Curiosity instrument measures radiation from solar storm

Measurements from the spacecraft en route to Mars will give scientists insight about the shielding provided by spacecraft for future manned missions in deep space.
By | Published: January 30, 2012 | Last updated on May 18, 2023
An M8.7 (quite large) solar flare erupted from the Sun accompanied by a large coronal mass ejection (CME). The telltale brightening of the flare early Jan 23, 2011, was followed by a burst of particles into space, then superheated magnetic loops spun up in coils above the active region as the magnetic field began to reorganize itself. The eruption sent a stream of fast-moving, highly energetic protons toward Earth, igniting the most intense solar energetic particle storm since 2005. The fast-moving CME also was headed towards Earth where it generated wonderful displays of aurora in the higher latitudes.
The largest solar particle event since 2005 hit Earth, Mars, and the Mars Science Laboratory (MSL) spacecraft traveling in-between, allowing the onboard Radiation Assessment Detector (RAD) to measure the radiation a human astronaut could be exposed to en route to the Red Planet.

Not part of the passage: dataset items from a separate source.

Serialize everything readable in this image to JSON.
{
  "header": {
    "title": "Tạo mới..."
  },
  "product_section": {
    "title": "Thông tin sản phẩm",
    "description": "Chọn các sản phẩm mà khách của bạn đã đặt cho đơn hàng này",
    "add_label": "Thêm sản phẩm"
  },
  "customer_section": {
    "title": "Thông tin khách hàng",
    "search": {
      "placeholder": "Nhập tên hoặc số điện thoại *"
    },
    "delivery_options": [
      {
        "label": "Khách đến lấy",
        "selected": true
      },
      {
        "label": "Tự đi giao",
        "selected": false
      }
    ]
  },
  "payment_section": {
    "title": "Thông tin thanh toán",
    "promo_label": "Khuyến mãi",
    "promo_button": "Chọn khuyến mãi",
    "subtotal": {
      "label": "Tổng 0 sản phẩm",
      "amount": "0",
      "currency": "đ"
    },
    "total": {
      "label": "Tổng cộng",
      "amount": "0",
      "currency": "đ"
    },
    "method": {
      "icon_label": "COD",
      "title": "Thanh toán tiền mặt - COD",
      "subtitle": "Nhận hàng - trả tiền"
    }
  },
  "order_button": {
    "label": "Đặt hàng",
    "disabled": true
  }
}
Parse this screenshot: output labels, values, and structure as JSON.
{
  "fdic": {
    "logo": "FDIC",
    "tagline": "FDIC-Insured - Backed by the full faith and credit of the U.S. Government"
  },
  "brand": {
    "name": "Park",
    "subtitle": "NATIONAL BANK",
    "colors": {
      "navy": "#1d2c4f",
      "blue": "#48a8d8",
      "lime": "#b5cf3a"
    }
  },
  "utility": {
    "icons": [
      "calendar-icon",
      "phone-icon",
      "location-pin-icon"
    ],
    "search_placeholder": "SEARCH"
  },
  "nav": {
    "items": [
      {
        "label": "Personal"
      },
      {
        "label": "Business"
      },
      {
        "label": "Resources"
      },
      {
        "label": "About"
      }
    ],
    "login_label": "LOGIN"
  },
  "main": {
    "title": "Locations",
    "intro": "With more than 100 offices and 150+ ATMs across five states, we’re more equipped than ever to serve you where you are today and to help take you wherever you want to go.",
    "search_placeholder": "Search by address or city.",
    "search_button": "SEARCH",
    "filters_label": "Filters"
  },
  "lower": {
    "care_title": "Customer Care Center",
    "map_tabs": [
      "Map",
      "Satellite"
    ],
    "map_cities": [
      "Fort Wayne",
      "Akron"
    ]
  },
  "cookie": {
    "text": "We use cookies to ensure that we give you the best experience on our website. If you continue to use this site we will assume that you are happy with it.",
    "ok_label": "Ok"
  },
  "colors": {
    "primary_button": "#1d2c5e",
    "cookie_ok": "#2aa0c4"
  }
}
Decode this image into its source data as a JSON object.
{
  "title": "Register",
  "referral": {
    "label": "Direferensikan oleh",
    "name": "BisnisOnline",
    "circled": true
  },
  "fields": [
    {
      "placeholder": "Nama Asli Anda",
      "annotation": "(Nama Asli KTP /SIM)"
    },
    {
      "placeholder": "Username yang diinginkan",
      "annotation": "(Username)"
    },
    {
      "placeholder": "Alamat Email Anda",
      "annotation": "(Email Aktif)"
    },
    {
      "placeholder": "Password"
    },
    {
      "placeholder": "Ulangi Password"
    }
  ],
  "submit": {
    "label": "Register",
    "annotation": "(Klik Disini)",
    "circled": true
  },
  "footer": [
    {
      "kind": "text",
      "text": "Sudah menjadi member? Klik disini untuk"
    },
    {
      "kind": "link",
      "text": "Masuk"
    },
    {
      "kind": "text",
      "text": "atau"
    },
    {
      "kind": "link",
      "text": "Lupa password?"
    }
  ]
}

Early January 23, a huge coronal mass ejection (CME) erupted from the surface of the Sun, spewing a cloud of charged particles in our direction, causing a strong “S3” solar storm. A NASA Goddard Space Weather Lab animation of the CME illustrates how the disturbance impacts Earth, Mars, and several spacecraft. Solar storms can affect Earth’s aurorae, satellites, air travel, and GPS systems; no harmful effects to the MSL have been detected from this solar event.

“We only have a few hours of data downloaded from the RAD so far, but we clearly see the event,” said Don Hassler from the Southwest Research Institute (SwRI) in San Antonio, Texas. The MSL, launched November 26, will land a sophisticated car-sized rover called Curiosity on the surface of the planet in August. Loaded with 10 instruments, including RAD, Curiosity will traverse the landing site looking for the building blocks of life and characterizing factors that may influence life, such as the harsh radiation environment expected on Mars. “This SPE encounter is particularly exciting in light of the alignment between Earth, MSL, and Mars right now and for the next few months. It will be interesting to compare the RAD data collected from inside the capsule with the data from other spacecraft.”

The Solar Dynamics Observatory, Geostationary Operational Environment Satellites, Advanced Composition Explorer, and the twin Solar Terrestrial Relations Observatory spacecraft in Earth orbit as well as the Solar Heliospheric Observatory flying between Earth and the Sun have also seen this event.

“RAD was designed to characterize radiation levels on the surface of Mars, but an important secondary objective is measuring the radiation during the almost nine-month journey through interplanetary space to prepare for future human exploration,” said Hassler. “RAD is an important bridge between the science and exploration sides of NASA. Not only will this give us insight into the physics of these giant clouds, but like an astronaut, RAD is tucked inside the MSL ‘spacecraft.’ Measurements from RAD will give us insight about the shielding provided by spacecraft for future manned missions in deep space.”

RAD will collect data nearly continuously during cruise and will downlink data every 24 hours. Positioned in the front-left corner of the rover, the instrument is about the size of a coffee can and weighs about 3 pounds, but has capabilities of an earthbound instrument nearly 10 times its size. When MSL arrives at Mars, RAD will detect charged particles arriving from space and will measure neutrons and gamma rays coming from Mars’ atmosphere above, or the surface material below the rover.